According to the party's statement issued in Mauritania's capital Nouakchott, the FNDD leadership said all initiatives aimed at resolving the country's crisis must ensure that the country's junta fails by stopping the execution of its electoral agenda.
General Mohamed Ould Abdel Aziz, who formerly headed the presidential guards, took power on 6 August last year, after overthrowing the democratically elected President, Sidi Ould Sheikh Abdallahi.
In its press statement, FNDD reaffirmed its refusal to legalise the coup and stressed its attachment to an all-inclusive national dialogue under the auspices of the international community. The party has also demanded the release of former Prime Minister Yahya Ould Ahmed Waghef.
Senegal reportedly proposed roundtable talks with the warring parties to find solutions to the Mauritanian political crisis and also called for the postponement of the presidential election while all stakeholders consider the formation of the government of national unity.
Meanwhile, the Mauritanian Senate President, Mamadou Ba, was sworn in as the Acting President of the country following the resignation of General Aziz as head of state.
The move was said to be made to enable Mr Aziz to qualify to run for president in the upcoming election. Announcing his candidacy for the 6 June election a few days ago, Mr Aziz said he had to step down at least 45 days before the polls in accordance with the constitution.
More than a week ago, the European Union suspended its cooperation with Mauritania for two years saying the ties would resume after the return of a democratic rule.

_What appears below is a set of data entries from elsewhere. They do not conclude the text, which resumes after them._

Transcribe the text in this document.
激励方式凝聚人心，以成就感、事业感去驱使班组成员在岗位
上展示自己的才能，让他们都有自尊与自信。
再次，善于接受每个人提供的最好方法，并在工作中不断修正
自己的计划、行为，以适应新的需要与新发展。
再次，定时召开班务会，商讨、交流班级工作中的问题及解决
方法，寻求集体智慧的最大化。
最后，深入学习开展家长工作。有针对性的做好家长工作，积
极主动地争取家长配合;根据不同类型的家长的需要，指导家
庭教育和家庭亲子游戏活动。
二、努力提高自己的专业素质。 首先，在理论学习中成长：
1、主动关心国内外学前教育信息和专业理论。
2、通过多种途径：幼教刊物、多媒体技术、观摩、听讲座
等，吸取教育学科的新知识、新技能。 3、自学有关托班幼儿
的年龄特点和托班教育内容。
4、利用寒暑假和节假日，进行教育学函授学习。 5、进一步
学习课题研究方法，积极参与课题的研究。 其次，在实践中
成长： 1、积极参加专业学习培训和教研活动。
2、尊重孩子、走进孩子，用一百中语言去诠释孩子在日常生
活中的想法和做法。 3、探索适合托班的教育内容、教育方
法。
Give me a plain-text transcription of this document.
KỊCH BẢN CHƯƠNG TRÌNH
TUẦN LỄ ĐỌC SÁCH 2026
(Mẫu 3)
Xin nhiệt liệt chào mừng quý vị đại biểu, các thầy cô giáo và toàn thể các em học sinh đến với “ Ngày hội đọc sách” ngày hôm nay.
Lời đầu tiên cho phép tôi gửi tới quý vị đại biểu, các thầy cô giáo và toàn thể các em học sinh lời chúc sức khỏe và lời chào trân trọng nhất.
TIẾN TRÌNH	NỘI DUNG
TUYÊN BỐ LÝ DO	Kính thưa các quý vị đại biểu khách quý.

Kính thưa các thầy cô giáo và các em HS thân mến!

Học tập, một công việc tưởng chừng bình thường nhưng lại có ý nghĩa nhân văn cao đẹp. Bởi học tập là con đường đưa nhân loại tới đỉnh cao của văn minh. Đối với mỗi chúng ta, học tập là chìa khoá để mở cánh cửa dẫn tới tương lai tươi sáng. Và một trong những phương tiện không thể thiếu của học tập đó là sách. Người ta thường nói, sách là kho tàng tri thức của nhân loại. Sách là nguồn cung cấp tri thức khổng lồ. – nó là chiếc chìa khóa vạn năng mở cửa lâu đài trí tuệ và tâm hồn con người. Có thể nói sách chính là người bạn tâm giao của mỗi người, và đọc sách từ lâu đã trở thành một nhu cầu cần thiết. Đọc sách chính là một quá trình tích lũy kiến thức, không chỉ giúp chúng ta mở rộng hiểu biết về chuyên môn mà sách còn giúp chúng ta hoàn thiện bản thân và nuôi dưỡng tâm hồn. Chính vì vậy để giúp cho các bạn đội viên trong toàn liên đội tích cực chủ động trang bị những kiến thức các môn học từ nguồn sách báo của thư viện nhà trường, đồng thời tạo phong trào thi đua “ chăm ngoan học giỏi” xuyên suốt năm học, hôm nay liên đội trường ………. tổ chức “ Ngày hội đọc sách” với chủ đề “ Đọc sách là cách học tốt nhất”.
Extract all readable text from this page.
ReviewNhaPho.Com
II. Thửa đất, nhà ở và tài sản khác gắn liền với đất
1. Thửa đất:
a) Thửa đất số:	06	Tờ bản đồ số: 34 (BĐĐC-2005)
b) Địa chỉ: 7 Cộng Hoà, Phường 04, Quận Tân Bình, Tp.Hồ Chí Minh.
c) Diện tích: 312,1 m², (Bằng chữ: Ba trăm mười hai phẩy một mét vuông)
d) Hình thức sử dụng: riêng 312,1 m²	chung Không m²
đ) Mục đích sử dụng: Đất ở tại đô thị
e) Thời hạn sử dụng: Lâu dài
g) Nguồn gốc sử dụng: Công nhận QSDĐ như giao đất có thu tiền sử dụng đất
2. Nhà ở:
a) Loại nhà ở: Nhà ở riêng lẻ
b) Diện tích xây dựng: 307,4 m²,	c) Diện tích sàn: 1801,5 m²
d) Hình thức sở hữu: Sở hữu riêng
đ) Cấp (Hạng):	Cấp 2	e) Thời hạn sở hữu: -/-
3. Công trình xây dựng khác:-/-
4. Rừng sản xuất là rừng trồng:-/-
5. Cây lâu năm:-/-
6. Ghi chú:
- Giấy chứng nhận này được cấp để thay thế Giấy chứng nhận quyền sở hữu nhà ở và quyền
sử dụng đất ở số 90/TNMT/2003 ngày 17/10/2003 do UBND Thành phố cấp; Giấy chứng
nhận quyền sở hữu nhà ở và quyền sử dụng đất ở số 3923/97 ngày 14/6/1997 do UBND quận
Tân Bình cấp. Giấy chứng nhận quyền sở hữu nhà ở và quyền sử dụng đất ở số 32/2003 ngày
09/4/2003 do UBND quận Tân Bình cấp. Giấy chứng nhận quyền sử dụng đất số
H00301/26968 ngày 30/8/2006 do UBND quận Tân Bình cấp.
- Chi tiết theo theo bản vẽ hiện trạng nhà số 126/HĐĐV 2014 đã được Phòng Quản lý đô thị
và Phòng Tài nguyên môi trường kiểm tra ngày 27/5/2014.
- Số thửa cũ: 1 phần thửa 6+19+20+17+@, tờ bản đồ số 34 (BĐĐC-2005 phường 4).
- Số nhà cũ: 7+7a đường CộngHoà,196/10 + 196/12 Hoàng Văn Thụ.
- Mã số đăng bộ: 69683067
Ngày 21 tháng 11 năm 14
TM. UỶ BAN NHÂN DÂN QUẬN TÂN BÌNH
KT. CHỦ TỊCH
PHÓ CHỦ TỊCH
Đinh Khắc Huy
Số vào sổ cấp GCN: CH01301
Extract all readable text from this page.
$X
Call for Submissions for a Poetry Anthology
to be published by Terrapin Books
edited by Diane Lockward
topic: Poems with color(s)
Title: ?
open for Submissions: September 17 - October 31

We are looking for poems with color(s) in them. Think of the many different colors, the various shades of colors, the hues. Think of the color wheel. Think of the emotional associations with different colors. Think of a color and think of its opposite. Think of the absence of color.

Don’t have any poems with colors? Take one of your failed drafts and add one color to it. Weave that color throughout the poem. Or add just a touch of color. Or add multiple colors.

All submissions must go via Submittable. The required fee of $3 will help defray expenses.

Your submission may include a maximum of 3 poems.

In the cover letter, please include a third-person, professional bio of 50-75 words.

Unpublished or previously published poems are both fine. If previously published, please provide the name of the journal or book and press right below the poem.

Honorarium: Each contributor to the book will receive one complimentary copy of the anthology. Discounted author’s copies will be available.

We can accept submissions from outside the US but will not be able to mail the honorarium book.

In February, the African Union (AU) also imposed sanctions on the military regime and its civilian collaborators. The sanctions followed the junta's rebellious notions to cast aside threats of isolation and sanctions against the country.
Last month, the newly elected AU head, Colonel Muammar Gaddafi, promised that the continental body was to reconsider its decisions, but the Union rejected the call and maintained that sanctions would be upheld until democratic rule was reinstated.